# Normal wear for a new gun?



## jblandrum

I just purchased a Sig Sauer P226 Navy a few days ago.
After reading through the manual I put around 30 rounds through it
to get myself familiarized with it (after a brief inspection). 

after taking it apart to inspect it again after firing the rounds (and to clean it) I noticed some wear on the barrel and just inside of the slide (which slides along the end of the barrel). The black coating is starting to wear off already. There are no tangible scratches or anything but it seems odd to me that the finish would be wearing off after only 30 shots.

this mainly occurs right at the end of the barrel a few repeating marks of the same shape on the top and the bottom just a little ways back.

Is this normal or should I be calling Sig to have this looked at?
The wear corresponds on the inside of the slide right at the muzzle where it's much more silver (where the black coat has worn off) the bottom portion is rubbed off closer and the top rubbing occurs just a bit further back in the barrel.

Thanks ahead of time and sorry if this question is totally ridiculous.


----------



## Shipwreck

No - this is normal. All semi autos get that wear - usually in the same spot, bth on the top and the bottom of the barrel.

This occurs from the slide and the barrel rubbing together, as the slide goes back and forth.

ALL semi autos get this to some degree. 

I am probably the biggest "don't get the gun scratched" guy here - I go out of my way to not scratch up my guns. And, my carry gun is hard chromed, so it won't get holster wear.

However - this is 1 part of wear that you cannot avoid unless U don't shoot it.

U will also get wear on the top of the barrel block (the part of the barrel you see when the slide is closed).

That's life...


----------



## jblandrum

Thanks very much, takes a load off my mind.
The internet can make being a newb so much less painful


----------



## Ram Rod

Yep---it's normal and you can't avoid it.


----------



## benzuncle

Congrats on your new Sig. Nice, ain't it? As previously alluded to, there's nothing you can do about that barrel wear aside from making your Sig a "Safe Queen"; Sigs weren't really designed for that. I recently had the privilege of shooting a well-worn, rusty levered Sig P229 chambered in .357 Sig. It had seen a lot of use but shot just great. The owner was still in love with it, rust, scratches, worn finish and all. One last thing about most Sig Sauers: you won't have to expend 500 to 1000 rounds of costly ammo to "break it in".


----------



## Mike Barham

Yup, the other guys are on the money. It's perfectly normal. I am sort of the opposite of *Shipwreck*, and don't give a damn what my defense guns look like. They're here to take care of me, not vice versa. I think a well-worn pistol is the mark of a serious shooter who practices a lot.


----------



## Shipwreck

Well - this free FNP will me my first time that I'm just not gonna care about the finish - I'm gonna let whatever happens, happens, and not worry about protecting it more with an aftermarket finish.


----------



## IntegraGSR

Shipwreck said:


> Well - this free FNP will me my first time that I'm just not gonna care about the finish - I'm gonna let whatever happens, happens, and not worry about protecting it more with an aftermarket finish.

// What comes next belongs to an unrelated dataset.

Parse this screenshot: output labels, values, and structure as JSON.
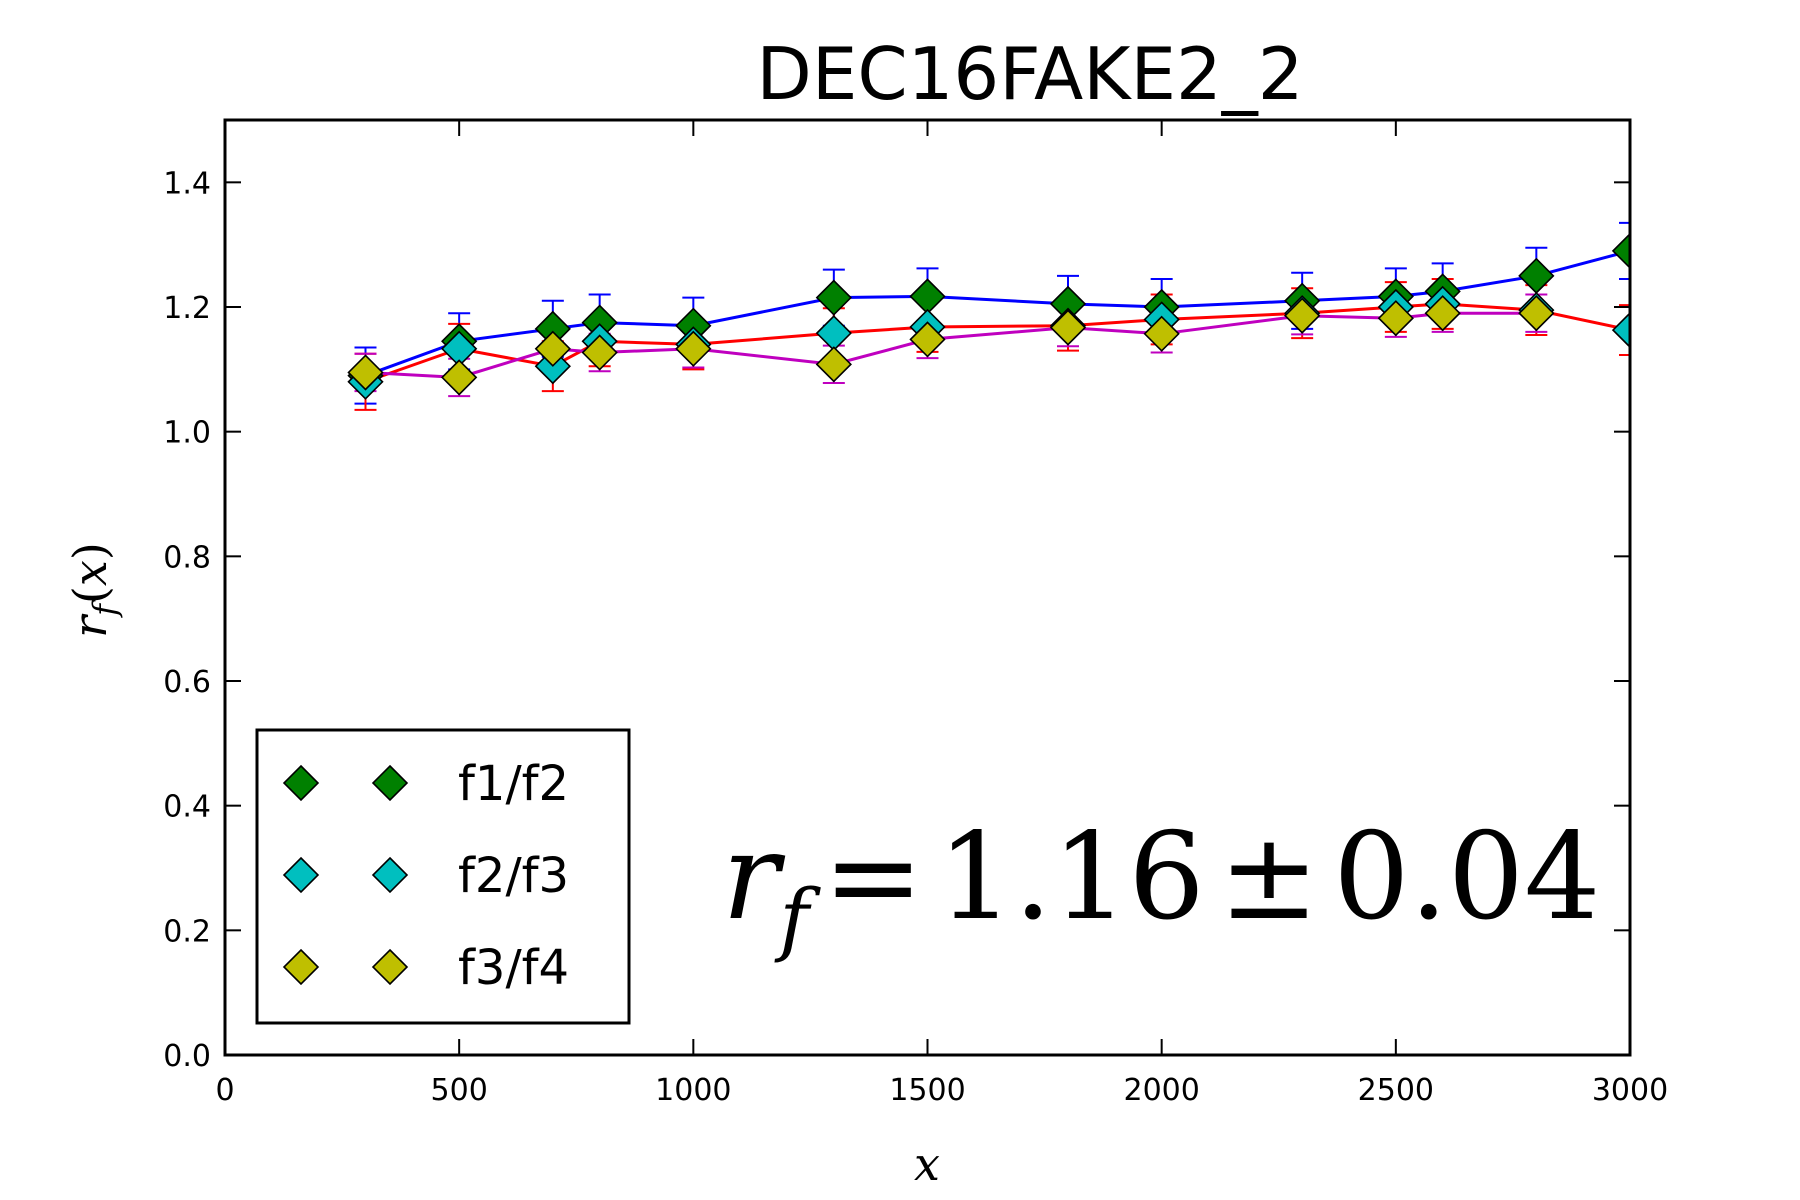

"FREE FNP"?? How does one go about getting a free FN? :smt033


----------



## Shipwreck

IntegraGSR said:


> "FREE FNP"?? How does one go about getting a free FN? :smt033


One would have to be the admin of an FN Forum for a minimum of 19 months, and have FN sponsor you, in order to get one :mrgreen::mrgreen::mrgreen:

But now we're gettin' off topic...


----------



## falshman70

The wear on the barrrel is commonly referred to by aficionados as "Sig smilies."


----------



## Gudda

What does that mean ?


----------



## Easy_CZ

Sigs are notorious for wear on the top of the barrel that is seen in the ejection port. It is perfectly normal wear for a Sig. Glocks, S&Ws, Rugers, etc., don't wear like that.


----------



## Easy_CZ

Gudda said:


> What does that mean ?


What does what mean?


----------



## chessail77

Wear is normal and so are smileys on the Sig barrels......JJ


----------



## FNISHR

Shipwreck told it to you straight. Congrats on the P226; it's one of the best pistols anywhere, at any price.


----------



## berettatoter

Hey, congrats on the new Sig! Just as said before, this is normal wear. I have a few pistols that have this.


----------



## Todd

FNISHR said:


> Shipwreck told it to you straight. *Congrats on the P226;* it's one of the best pistols anywhere, at any price.





berettatoter said:


> *Hey, congrats on the new Sig*! Just as said before, this is normal wear. I have a few pistols that have this.


Original post date: 6/28/*2008

*I'm guessing that "new" Sig has a bit more wear on it now. :anim_lol:


----------



## Younguy

Thanks for the question from 4 years ago. I was wondering the same thing about my, I think it's about 10 years old 'used to be a safe queen' 92FS. My first almost new gun. Seeing the same kind of wear on the barrel right where it goes through the slide I was concerned, as you were, that something was rubbing wrong and I would at the least have to re-blue it and at most take it to a gunsmith. On my initial trip to the range I had stove pipes and FTE's because I had not cleaned it first. Newb mistake, didn't even think about that. (I now clean after every range trip, part of the enjoyment for me.) Second time to the range it fed flawless and I put more rounds through it than it had since it's birth. Now starting up between 200 and 600 rounds I notice those rub marks showed up. 

With this information I am not going to worry about them for now but rather offer them as proof of practice. 

My question is, can I expect them to go all the way to shiny metal and if that happens should I worry then? The slide and barrel won't rust will they? This hobby only got started for me 5 months ago so I'm still learning. Today's metals are different than my old blue .22lr squirrel gun.


----------